Bursa Kadın Platformu, son bir ayda kentte art arda yaşanan kadın cinayetleri ve nefret saldırılarına karşı Fomara Meydanı’nda bir basın açıklaması gerçekleştirdi. Açıklama, saat 19.00’da Nilgün Arslanoğlu tarafından okundu.
Platform, geçtiğimiz gün Nilüfer’de bir kafede ayrıldığı erkek tarafından silahla vurularak öldürülen kadın cinayetine dikkat çekerek, kentte erkek şiddetinin sistematik biçimde arttığını vurguladı. Aynı süre içinde birlikte olduğu ya da ayrıldığı erkekler tarafından bıçaklanan üç kadından ikisinin yaşamını yitirdiği, bir kadının ise yoğun bakımda yaşam mücadelesi verdiği hatırlatıldı.
Açıklamada, şiddetin sadece kadınları değil, LGBTİ+’ları ve özellikle trans kadınları da hedef aldığı belirtilerek Türkiye’de trans kadınlara yönelik nefret saldırılarının, evsiz bırakmanın ve polis şiddetinin sistematik hale geldiği ifade edildi. Platform, 20 Kasım’da anılan Trans Anma Günü’nün, yaşanan şiddetin politik ve yapısal boyutunu ortaya koyduğunu söyledi.
“Kadın cinayetleri münferit değil, toplumsal bir krizdir”

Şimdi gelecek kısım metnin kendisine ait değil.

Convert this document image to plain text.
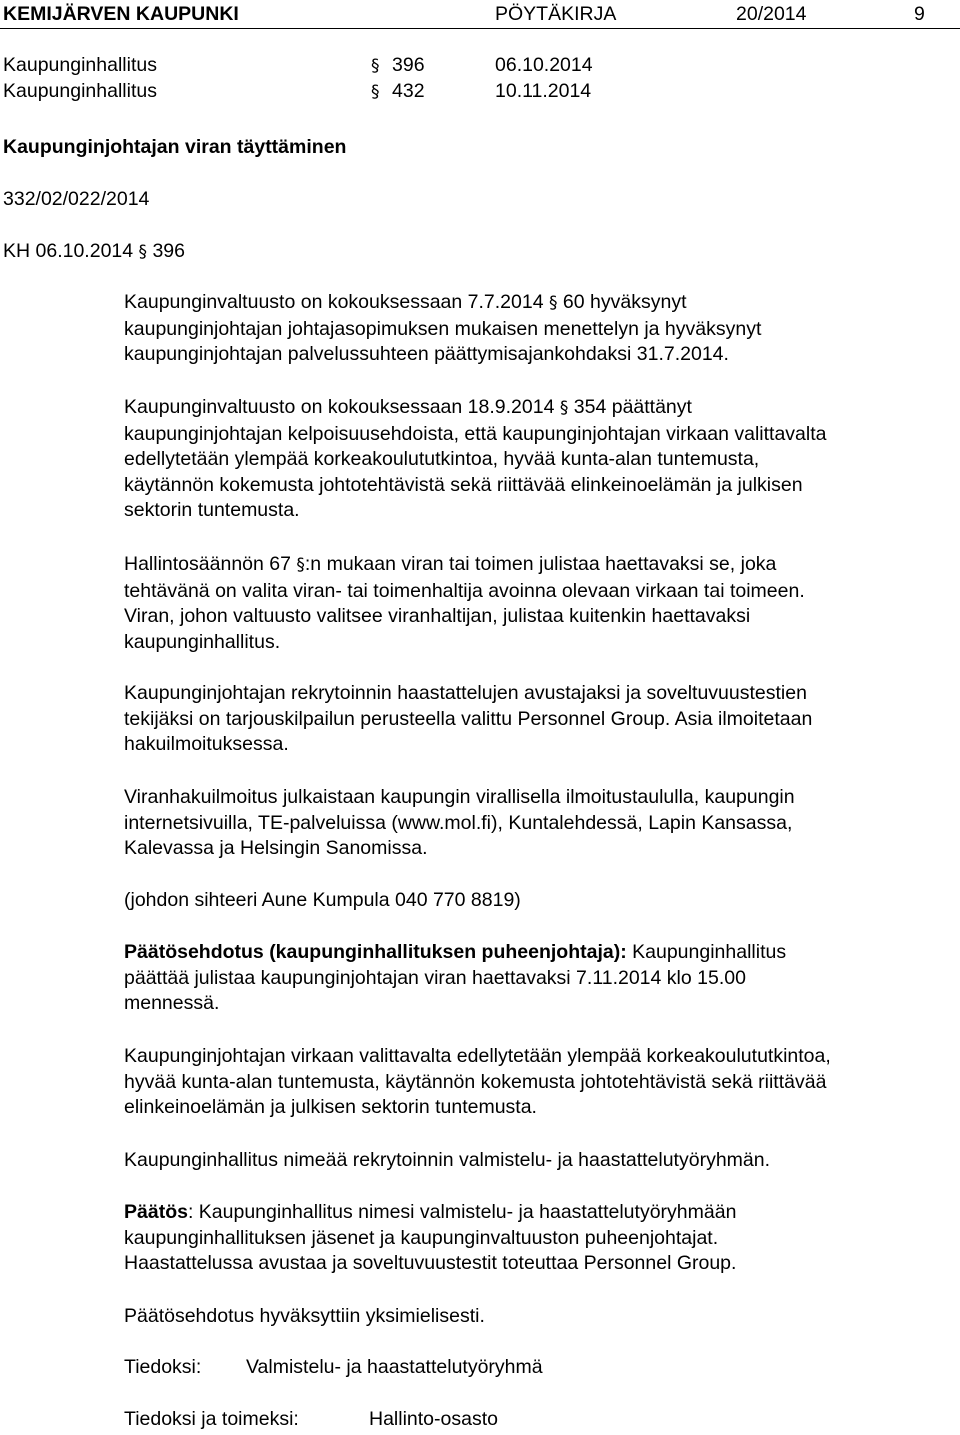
KEMIJÄRVEN KAUPUNKI	PÖYTÄKIRJA	20/2014	9
Kaupunginhallitus	§ 396	06.10.2014
Kaupunginhallitus	§ 432	10.11.2014
Kaupunginjohtajan viran täyttäminen
332/02/022/2014
KH 06.10.2014 § 396

Kaupunginvaltuusto on kokouksessaan 7.7.2014 § 60 hyväksynyt

kaupunginjohtajan johtajasopimuksen mukaisen menettelyn ja hyväksynyt

kaupunginjohtajan palvelussuhteen päättymisajankohdaksi 31.7.2014.

Kaupunginvaltuusto on kokouksessaan 18.9.2014 § 354 päättänyt

kaupunginjohtajan kelpoisuusehdoista, että kaupunginjohtajan virkaan valittavalta

edellytetään ylempää korkeakoulututkintoa, hyvää kunta-alan tuntemusta,

käytännön kokemusta johtotehtävistä sekä riittävää elinkeinoelämän ja julkisen

sektorin tuntemusta.

Hallintosäännön 67 §:n mukaan viran tai toimen julistaa haettavaksi se, joka

tehtävänä on valita viran- tai toimenhaltija avoinna olevaan virkaan tai toimeen.

Viran, johon valtuusto valitsee viranhaltijan, julistaa kuitenkin haettavaksi

kaupunginhallitus.

Kaupunginjohtajan rekrytoinnin haastattelujen avustajaksi ja soveltuvuustestien

tekijäksi on tarjouskilpailun perusteella valittu Personnel Group. Asia ilmoitetaan

hakuilmoituksessa.

Viranhakuilmoitus julkaistaan kaupungin virallisella ilmoitustaululla, kaupungin

internetsivuilla, TE-palveluissa (www.mol.fi), Kuntalehdessä, Lapin Kansassa,

Kalevassa ja Helsingin Sanomissa.

(johdon sihteeri Aune Kumpula 040 770 8819)

Päätösehdotus (kaupunginhallituksen puheenjohtaja): Kaupunginhallitus

päättää julistaa kaupunginjohtajan viran haettavaksi 7.11.2014 klo 15.00

mennessä.

Kaupunginjohtajan virkaan valittavalta edellytetään ylempää korkeakoulututkintoa,

hyvää kunta-alan tuntemusta, käytännön kokemusta johtotehtävistä sekä riittävää

elinkeinoelämän ja julkisen sektorin tuntemusta.

Kaupunginhallitus nimeää rekrytoinnin valmistelu- ja haastattelutyöryhmän.

Päätös: Kaupunginhallitus nimesi valmistelu- ja haastattelutyöryhmään

kaupunginhallituksen jäsenet ja kaupunginvaltuuston puheenjohtajat.

Haastattelussa avustaa ja soveltuvuustestit toteuttaa Personnel Group.

Päätösehdotus hyväksyttiin yksimielisesti.

Tiedoksi: Valmistelu- ja haastattelutyöryhmä
Tiedoksi ja toimeksi:	Hallinto-osasto
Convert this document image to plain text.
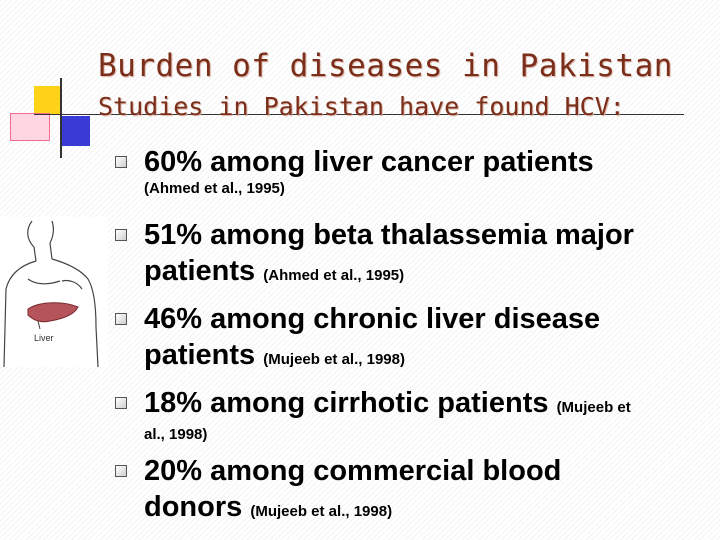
Burden of diseases in Pakistan
Studies in Pakistan have found HCV:
Liver
60% among liver cancer patients
(Ahmed et al., 1995)
51% among beta thalassemia major
patients (Ahmed et al., 1995)
46% among chronic liver disease
patients (Mujeeb et al., 1998)
18% among cirrhotic patients (Mujeeb et
al., 1998)
20% among commercial blood
donors (Mujeeb et al., 1998)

Bursa Kadın Platformu, kadın cinayetlerinin “kader” değil politik olduğunu belirterek, Meclis’te görüşülen bütçe, 11. Yargı Paketi ve “2025 Aile Yılı” ilanı gibi düzenlemelerin kadınları aileye ve itaate mahkûm eden zihniyetin parçası olduğunu dile getirdi. Açıklamada, bu politikaların LGBTİ+’ların barınma, sağlık ve yaşam hakkına yönelik sistematik ihlallerle doğrudan bağlantılı olduğu vurgulandı.

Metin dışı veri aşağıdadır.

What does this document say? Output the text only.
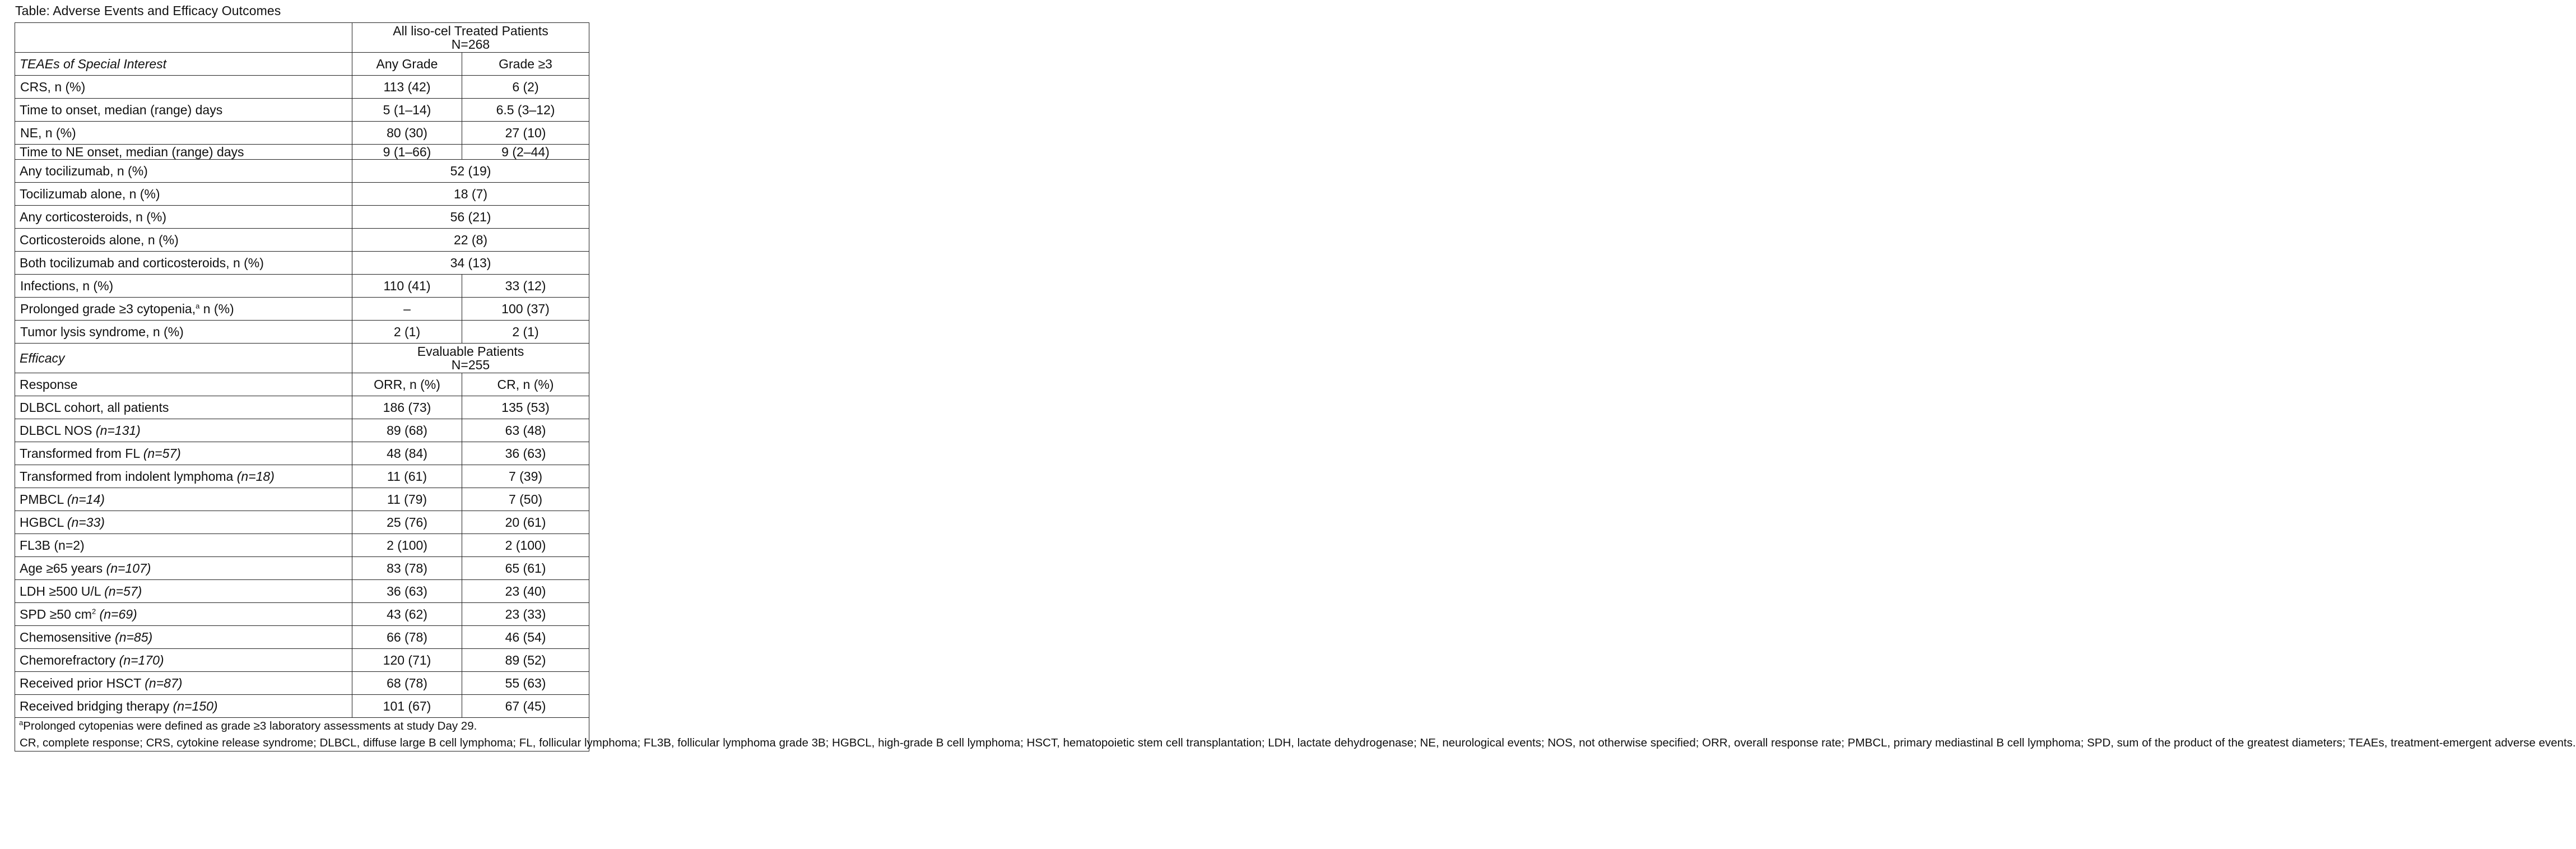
Table: Adverse Events and Efficacy Outcomes

	All liso-cel Treated Patients
N=268	

TEAEs of Special Interest	Any Grade	Grade ≥3
CRS, n (%)	113 (42)	6 (2)
Time to onset, median (range) days	5 (1–14)	6.5 (3–12)
NE, n (%)	80 (30)	27 (10)
Time to NE onset, median (range) days	9 (1–66)	9 (2–44)
Any tocilizumab, n (%)	52 (19)	
Tocilizumab alone, n (%)	18 (7)	
Any corticosteroids, n (%)	56 (21)	
Corticosteroids alone, n (%)	22 (8)	
Both tocilizumab and corticosteroids, n (%)	34 (13)	
Infections, n (%)	110 (41)	33 (12)
Prolonged grade ≥3 cytopenia,$^a$ n (%)	–	100 (37)
Tumor lysis syndrome, n (%)	2 (1)	2 (1)
Efficacy	Evaluable Patients
N=255	

Response	ORR, n (%)	CR, n (%)
DLBCL cohort, all patients	186 (73)	135 (53)
DLBCL NOS (n=131)	89 (68)	63 (48)
Transformed from FL (n=57)	48 (84)	36 (63)
Transformed from indolent lymphoma (n=18)	11 (61)	7 (39)
PMBCL (n=14)	11 (79)	7 (50)
HGBCL (n=33)	25 (76)	20 (61)
FL3B (n=2)	2 (100)	2 (100)
Age ≥65 years (n=107)	83 (78)	65 (61)
LDH ≥500 U/L (n=57)	36 (63)	23 (40)
SPD ≥50 $cm^2$ (n=69)	43 (62)	23 (33)
Chemosensitive (n=85)	66 (78)	46 (54)
Chemorefractory (n=170)	120 (71)	89 (52)
Received prior HSCT (n=87)	68 (78)	55 (63)
Received bridging therapy (n=150)	101 (67)	67 (45)

$^a$Prolonged cytopenias were defined as grade ≥3 laboratory assessments at study Day 29.
CR, complete response; CRS, cytokine release syndrome; DLBCL, diffuse large B cell lymphoma; FL, follicular lymphoma; FL3B, follicular lymphoma grade 3B; HGBCL, high-grade B cell lymphoma; HSCT, hematopoietic stem cell transplantation; LDH, lactate dehydrogenase; NE, neurological events; NOS, not otherwise specified; ORR, overall response rate; PMBCL, primary mediastinal B cell lymphoma; SPD, sum of the product of the greatest diameters; TEAEs, treatment-emergent adverse events.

Platform, kadınların ve LGBTİ+’ların güvenli yaşam hakkını koruyacak bütçe, sığınak, istihdam ve sosyal güvence politikalarının yok sayıldığını; buna karşılık “aileyi koruma” söyleminin güçlendirildiğini ifade etti. İstanbul Sözleşmesi’nden çıkılması, 6284 sayılı yasanın hedef gösterilmesi ve nafaka hakkının tartışmaya açılmasının erkek şiddetini cesaretlendirdiği kaydedildi.

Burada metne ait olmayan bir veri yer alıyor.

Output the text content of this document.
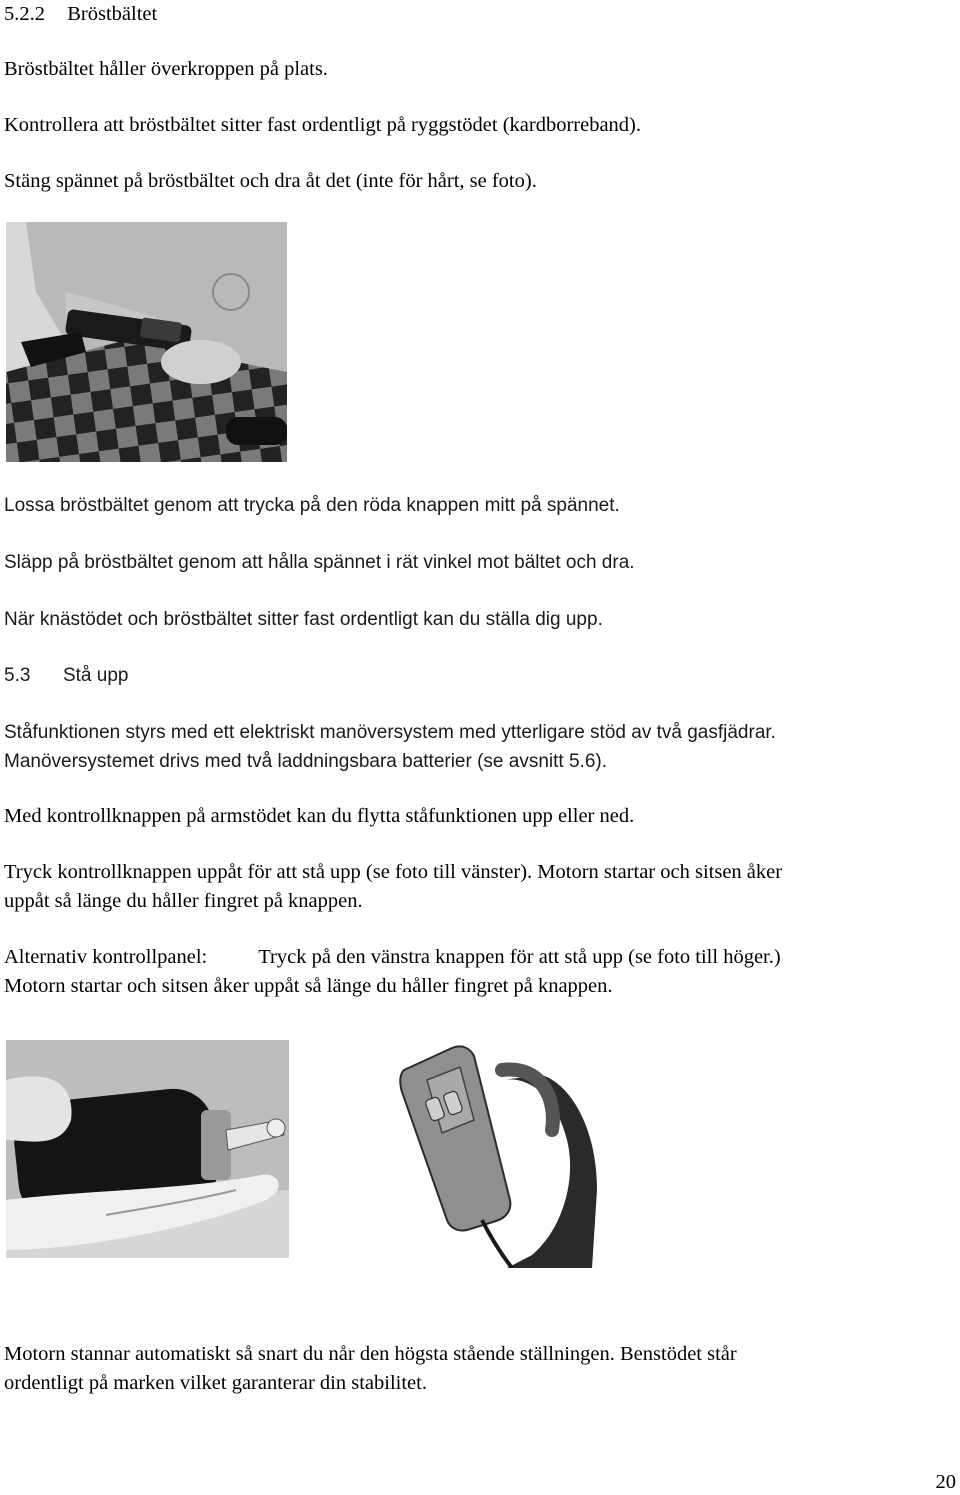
5.2.2 Bröstbältet
Bröstbältet håller överkroppen på plats.
Kontrollera att bröstbältet sitter fast ordentligt på ryggstödet (kardborreband).
Stäng spännet på bröstbältet och dra åt det (inte för hårt, se foto).
Lossa bröstbältet genom att trycka på den röda knappen mitt på spännet.
Släpp på bröstbältet genom att hålla spännet i rät vinkel mot bältet och dra.
När knästödet och bröstbältet sitter fast ordentligt kan du ställa dig upp.
5.3 Stå upp
Ståfunktionen styrs med ett elektriskt manöversystem med ytterligare stöd av två gasfjädrar.
Manöversystemet drivs med två laddningsbara batterier (se avsnitt 5.6).
Med kontrollknappen på armstödet kan du flytta ståfunktionen upp eller ned.
Tryck kontrollknappen uppåt för att stå upp (se foto till vänster). Motorn startar och sitsen åker
uppåt så länge du håller fingret på knappen.
Alternativ kontrollpanel: Tryck på den vänstra knappen för att stå upp (se foto till höger.)
Motorn startar och sitsen åker uppåt så länge du håller fingret på knappen.
Motorn stannar automatiskt så snart du når den högsta stående ställningen. Benstödet står
ordentligt på marken vilket garanterar din stabilitet.
20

“Erkek adalet değil, gerçek adalet istiyoruz”
Bursa Kadın Platformu, son yaşanan cinayetin tüm yönleriyle hızlı ve etkin şekilde soruşturulmasını talep etti. Hiçbir ihmalin üstünün örtülmemesi, sorumluların tespit edilmesi ve etkili koruma mekanizmalarının zorunlu olarak işletilmesi gerektiğini belirtti. Toplumsal cinsiyet eşitliğini güçlendiren politikaların hayata geçirilmesi ve medyanın kadını suçlayıcı dil kullanmayan bir haber dili benimsemesi çağrısında bulundu.
Kadınların yaşam hakkının pazarlık konusu olamayacağını vurgulayan platform, “Bir kişi daha eksilmeyeceğiz” diyerek mücadeleyi sürdüreceklerini söyledi:
“Biz varız, buradayız ve haklarımızı da, hayatlarımızı da savunacağız. Kadın cinayetleri politiktir. Erkek adalet değil, gerçek adalet!”